No. En definitiva, no podía creerlo, pero así era. Y más allá del disfrute que evidentemente tenía (pues parecía que acariciara cada una de las palabras que salían de su boca), estaba también lo natural de su voz. Es decir, que no solo era afinada, no solo disfrutaba cantar, sino que además lo hacía bien; tenía una voz que parecía haber sido diseñada específicamente para ello. No estoy diciendo que tuviera bonita voz, nada de eso. Quien alguna vez ha escuchado a La Gendarme sabrá que su voz es muchas cosas, menos bonita. Tampoco estoy diciendo que al cantar sonara bonito, pues eso sería simplificar y cortar la belleza, armonía y melodía a dicha voz.
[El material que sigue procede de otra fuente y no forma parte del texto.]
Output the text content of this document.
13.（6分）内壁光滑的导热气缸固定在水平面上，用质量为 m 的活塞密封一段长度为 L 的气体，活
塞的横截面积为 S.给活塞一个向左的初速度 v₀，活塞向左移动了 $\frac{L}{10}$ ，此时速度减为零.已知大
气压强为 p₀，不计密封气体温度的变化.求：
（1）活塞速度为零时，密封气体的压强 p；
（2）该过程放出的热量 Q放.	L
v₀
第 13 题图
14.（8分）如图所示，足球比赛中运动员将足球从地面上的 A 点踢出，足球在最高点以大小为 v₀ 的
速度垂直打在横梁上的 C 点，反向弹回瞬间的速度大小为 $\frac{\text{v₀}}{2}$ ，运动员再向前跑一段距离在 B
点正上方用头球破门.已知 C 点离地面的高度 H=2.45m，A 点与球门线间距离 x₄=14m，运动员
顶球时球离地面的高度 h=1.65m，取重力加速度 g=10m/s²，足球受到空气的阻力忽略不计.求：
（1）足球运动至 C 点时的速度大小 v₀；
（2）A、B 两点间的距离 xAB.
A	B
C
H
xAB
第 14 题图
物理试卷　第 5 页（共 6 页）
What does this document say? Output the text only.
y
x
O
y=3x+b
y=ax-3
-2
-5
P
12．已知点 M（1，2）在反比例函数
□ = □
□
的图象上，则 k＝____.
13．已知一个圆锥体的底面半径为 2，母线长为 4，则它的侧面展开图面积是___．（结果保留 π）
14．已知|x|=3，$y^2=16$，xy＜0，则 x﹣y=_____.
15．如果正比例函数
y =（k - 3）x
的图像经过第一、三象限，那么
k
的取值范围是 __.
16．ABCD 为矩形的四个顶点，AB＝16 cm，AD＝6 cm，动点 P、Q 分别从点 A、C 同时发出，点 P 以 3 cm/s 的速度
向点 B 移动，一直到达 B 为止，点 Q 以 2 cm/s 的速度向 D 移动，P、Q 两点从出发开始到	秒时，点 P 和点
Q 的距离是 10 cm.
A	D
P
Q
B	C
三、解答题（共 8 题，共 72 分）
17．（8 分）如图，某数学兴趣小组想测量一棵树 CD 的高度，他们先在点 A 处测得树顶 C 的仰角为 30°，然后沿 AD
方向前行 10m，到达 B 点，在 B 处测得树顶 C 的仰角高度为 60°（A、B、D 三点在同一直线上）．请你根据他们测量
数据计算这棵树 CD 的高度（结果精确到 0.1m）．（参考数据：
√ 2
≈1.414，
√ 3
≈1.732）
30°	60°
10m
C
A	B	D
No, en definitiva, su voz cantante iba mucho más allá de lo que cualquier ser humano pudiese considerar bello o bonito. Era algo sublime, rayando en lo divino, al punto de dejarme completamente absorto, como Odiseo ante el canto de las sirenas, ante aquella melódica voz que logró hipnotizarme, como si de un sortilegio se tratara, y hacer que me olvidara de todo mientras la escuchaba.
No sé si ella se dio cuenta de mi silenciosa y, ahora sí, respetuosa presencia, pero sospecho que sí, puesto que terminando la primera canción continuó con la interpretación de “Cielo rojo”, y posteriormente con la de “Quizás, quizás, quizás”, cada una tan exquisita y sublime como la anterior, al grado de que me resultaba casi imposible resistir las ganas de aplaudir frenéticamente al término de cada canción, pero que no hice por temor a romper el hechizo, que, en efecto, se rompió ante la insistente vibración de mi celular que me requería regresar al mundo real.
Por respeto a La Gendarme, me retiré a atender al llamado, subirme a mi coche y marcharme a casa, repasando una y otra vez el momento tan excelso e íntimo que acababa de vivir.
Contrario a lo que pudiera pensarse o esperarse, no di a conocer a nadie mi experiencia y La Gendarme no se convirtió en una cantante reconocida internacionalmente, pese a tener el potencial. Por un lado, no soy ningún empresario del mundo de la música y, por otro lado, no soy altruista en lo absoluto. Muy por el contrario, soy un egoísta consumado y me negaba y me niego a compartir esa voz con alguien que no sea yo (no me juzguen, que tampoco le hago daño a nadie).
Por ello no dije nada.
Por ello, también, casi cada semana —puesto que no hay que ser tan evidentes— postergo la hora de mi salida y me deleito con las interpretaciones de la voz que canta en la fría noche que, estoy seguro, sabe de mi presencia, porque cada noche que la escucho, el repertorio que despliega es completamente diferente.
Durante el día, La Gendarme sigue siendo igual de grosera, insensible y estricta conmigo como lo ha sido siempre y como lo es con todos los demás empleados y yo no espero ni le pido que cambie.
No le pido nada. Durante las noches la escucho cantar y soy feliz.
Y creo que ella, a su manera, también.